VİRÜSÜN hızla yayıldığı ve arzu edilen sonuçlarda hala istenilen noktaya ulaşılamadığı bir gerçek.
Avrupa’da birçok ülkede sokağa çıkma yasağı kararları peş peşe alınıyor.
Güneyimizde virüsü dünyaya yaydı ithamıyla anılan İsrail’de de aynı yasak yürürlükte.
Virüsün ilk çıkış noktası olan Çin’deki Wuhan Bölgesi’nde de sokağa çıkma yasağı disiplin içinde uygulanmış ve sonuçlarını almışlardı.
Wuhan’da artık halk sokağa çıkabiliyor.
Bizde ise herkesin, ‘kendi olağanüstü halini’ uygulaması bekleniyor.
Bunu söyleyen yetkili ağızlar, saf değiller.
Bazı bilgi sahibi insanlarımız, bunun sadece ülkemizin ekonomik gücü çerçevesinde alınmadığını yüksek sesle söylüyor.
Şu ana kadar bu düşünceye bir itiraz gelmediği bir gerçek.
Ayrıca biz sopayı görmeden hizaya gelecek bir millet değiliz.
Bakın çok uzağa gitmiyorum dün Samsun sokaklarından pazar ve pazartesi günlerine ait fotoğraflar yayınlandı.
Pazar ile pazartesi, siyah ile beyaz gibi…
Pazar günü evine çekilmiş gibi görünen Samsunlu, pazartesi yayından boşalmış gibi sokaklardaydı.
Bunu kınamak için söylemiyorum.
Çünkü aralarında yaşayan bir birey olarak halkın gerçeklerini biliyorum.
Bakın sokakları yasaklayan Amerika, kişi başı her Amerikalı’ya 2 bin dolarlık çek gönderiyor.
Almanya yapıyor…
Bizim yardım gönderdiğimiz İspanya yapıyor…
İtalya yapıyor…
Biz ne yapıyoruz?
Halktan maddi bağış istiyoruz.
Sokağa çıkmış 10 kişiye sorun bu soruya cevabı, “Olsa dükkân senin!” der.

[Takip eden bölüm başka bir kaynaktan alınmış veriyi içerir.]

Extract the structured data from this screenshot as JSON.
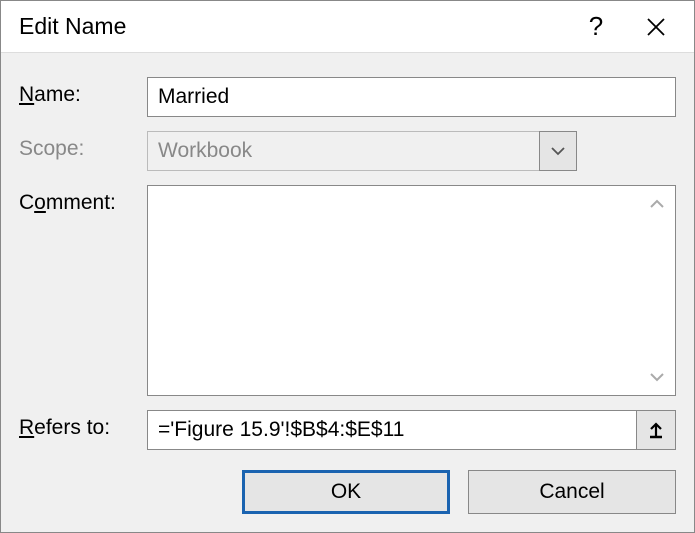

Şimdi her gün sepetine doldurduğu simitleri satarak evine ekmek parası götürme gayreti içinde olan simitçiye nasıl ‘evinde otur’ diyeceksiniz?
Gündelik işçiye, inşaatlarda çalışan emekçiye, temizlikçiye, hamala, kavşaklarda mendil satan zavallılara nasıl ‘evinde otur’ diyeceksiniz?
Yurdum insanı ülkesini sever.
Fedakârdır…
Cefakardır…
Gün gelir aç da kalır.
Ama siz onun karnını doyurmadan, cebine üç-beş kuruş sıkıştırmadan üstelikte elini cebin at diyecek olursanız söyleyin evinde nasıl oturtacaksınız?